Eles exigiram que os autores do golpe de Estado "restaurem a ordem constitucional e entreguem o poder às autoridades civis de transição sem demoras" e que eles respeitem o calendário da transição, "incluindo a realização de eleições livres, equitativas e credíveis", previstas para 11 de outubro.

"Os autores desta tomada inconstitucional do poder pela força devem prestar contas", afirmam os 15 países que se dizem "preparados para tomar medidas adicionais, se necessário", numa alusão a sanções.

O Conselho "exorta também todas as partes no Burkina Faso a evitarem a violência".

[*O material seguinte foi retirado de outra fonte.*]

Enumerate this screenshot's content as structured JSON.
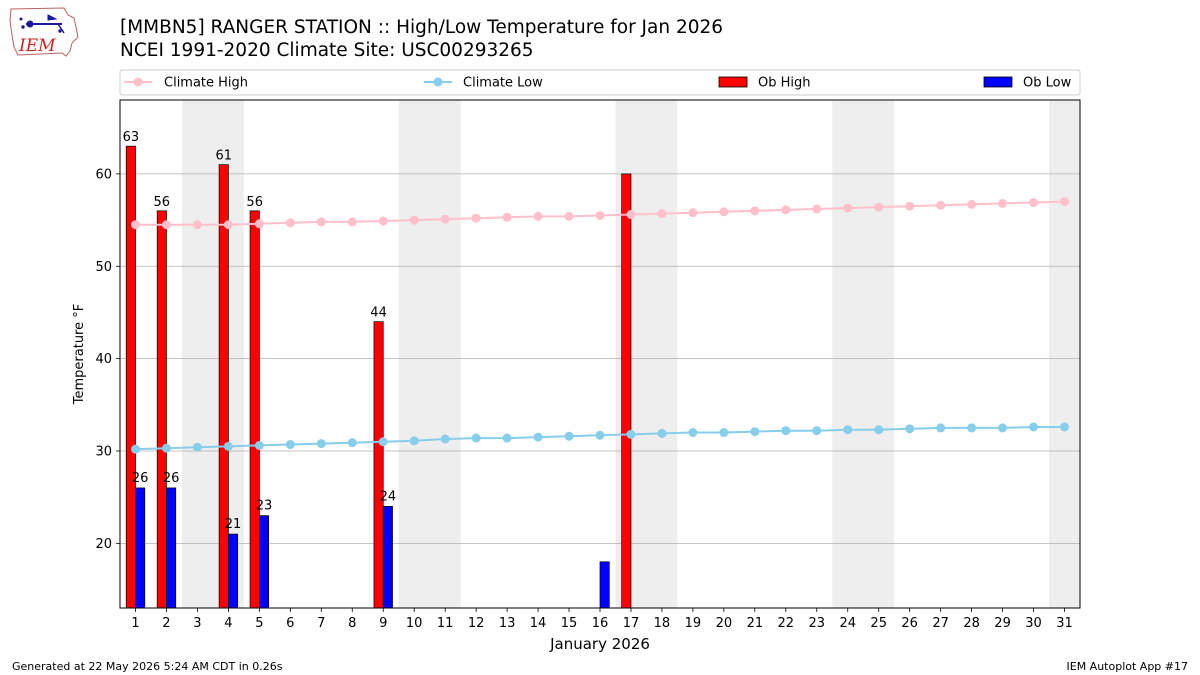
{
  "title": "[MMBN5] RANGER STATION :: High/Low Temperature for Jan 2026",
  "subtitle": "NCEI 1991-2020 Climate Site: USC00293265",
  "logo_text": "IEM",
  "footer_left": "Generated at 22 May 2026 5:24 AM CDT in 0.26s",
  "footer_right": "IEM Autoplot App #17",
  "colors": {
    "climate_high": "#ffc0cb",
    "climate_low": "#87ceeb",
    "ob_high": "#ff0000",
    "ob_low": "#0000ff",
    "weekend_shade": "#eeeeee",
    "grid": "#b0b0b0"
  },
  "chart_data": {
    "type": "bar",
    "xlabel": "January 2026",
    "ylabel": "Temperature °F",
    "ylim": [
      13,
      68
    ],
    "yticks": [
      20,
      30,
      40,
      50,
      60
    ],
    "x": [
      1,
      2,
      3,
      4,
      5,
      6,
      7,
      8,
      9,
      10,
      11,
      12,
      13,
      14,
      15,
      16,
      17,
      18,
      19,
      20,
      21,
      22,
      23,
      24,
      25,
      26,
      27,
      28,
      29,
      30,
      31
    ],
    "weekend_spans": [
      [
        3,
        4
      ],
      [
        10,
        11
      ],
      [
        17,
        18
      ],
      [
        24,
        25
      ],
      [
        31,
        31
      ]
    ],
    "grid": true,
    "legend_position": "top",
    "series": [
      {
        "name": "Climate High",
        "type": "line",
        "values": [
          54.5,
          54.5,
          54.5,
          54.5,
          54.6,
          54.7,
          54.8,
          54.8,
          54.9,
          55.0,
          55.1,
          55.2,
          55.3,
          55.4,
          55.4,
          55.5,
          55.6,
          55.7,
          55.8,
          55.9,
          56.0,
          56.1,
          56.2,
          56.3,
          56.4,
          56.5,
          56.6,
          56.7,
          56.8,
          56.9,
          57.0
        ]
      },
      {
        "name": "Climate Low",
        "type": "line",
        "values": [
          30.2,
          30.3,
          30.4,
          30.5,
          30.6,
          30.7,
          30.8,
          30.9,
          31.0,
          31.1,
          31.3,
          31.4,
          31.4,
          31.5,
          31.6,
          31.7,
          31.8,
          31.9,
          32.0,
          32.0,
          32.1,
          32.2,
          32.2,
          32.3,
          32.3,
          32.4,
          32.5,
          32.5,
          32.5,
          32.6,
          32.6
        ]
      },
      {
        "name": "Ob High",
        "type": "bar",
        "values": [
          63,
          56,
          null,
          61,
          56,
          null,
          null,
          null,
          44,
          null,
          null,
          null,
          null,
          null,
          null,
          null,
          60,
          null,
          null,
          null,
          null,
          null,
          null,
          null,
          null,
          null,
          null,
          null,
          null,
          null,
          null
        ],
        "labels": [
          "63",
          "56",
          null,
          "61",
          "56",
          null,
          null,
          null,
          "44",
          null,
          null,
          null,
          null,
          null,
          null,
          null,
          null,
          null,
          null,
          null,
          null,
          null,
          null,
          null,
          null,
          null,
          null,
          null,
          null,
          null,
          null
        ]
      },
      {
        "name": "Ob Low",
        "type": "bar",
        "values": [
          26,
          26,
          null,
          21,
          23,
          null,
          null,
          null,
          24,
          null,
          null,
          null,
          null,
          null,
          null,
          18,
          null,
          null,
          null,
          null,
          null,
          null,
          null,
          null,
          null,
          null,
          null,
          null,
          null,
          null,
          null
        ],
        "labels": [
          "26",
          "26",
          null,
          "21",
          "23",
          null,
          null,
          null,
          "24",
          null,
          null,
          null,
          null,
          null,
          null,
          null,
          null,
          null,
          null,
          null,
          null,
          null,
          null,
          null,
          null,
          null,
          null,
          null,
          null,
          null,
          null
        ]
      }
    ]
  }
}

Além disso reafirmou o seu "forte apoio" aos esforços de mediação do representante da ONU na África Ocidental, Mohamed Ibn Chambas, que se encontrou na quinta-feira com o líder dos autores do golpe, o general Gilbert Diendéré.

O líder do golpe de Estado no Burkina Faso, Gilbert Diendéré, justificou hoje a ação devido a "uma grave situação de insegurança pré-eleitoral" e prometeu libertar as autoridades da transição, numa entrevista ao semanário Jeune Afrique.

Os dois candidatos favoritos na eleição presidencial de 11 de outubro no Burkina Faso, Zephirin Diabré e Roch Marc Christian Kaboré, condenaram na quinta-feira o golpe de Estado no país.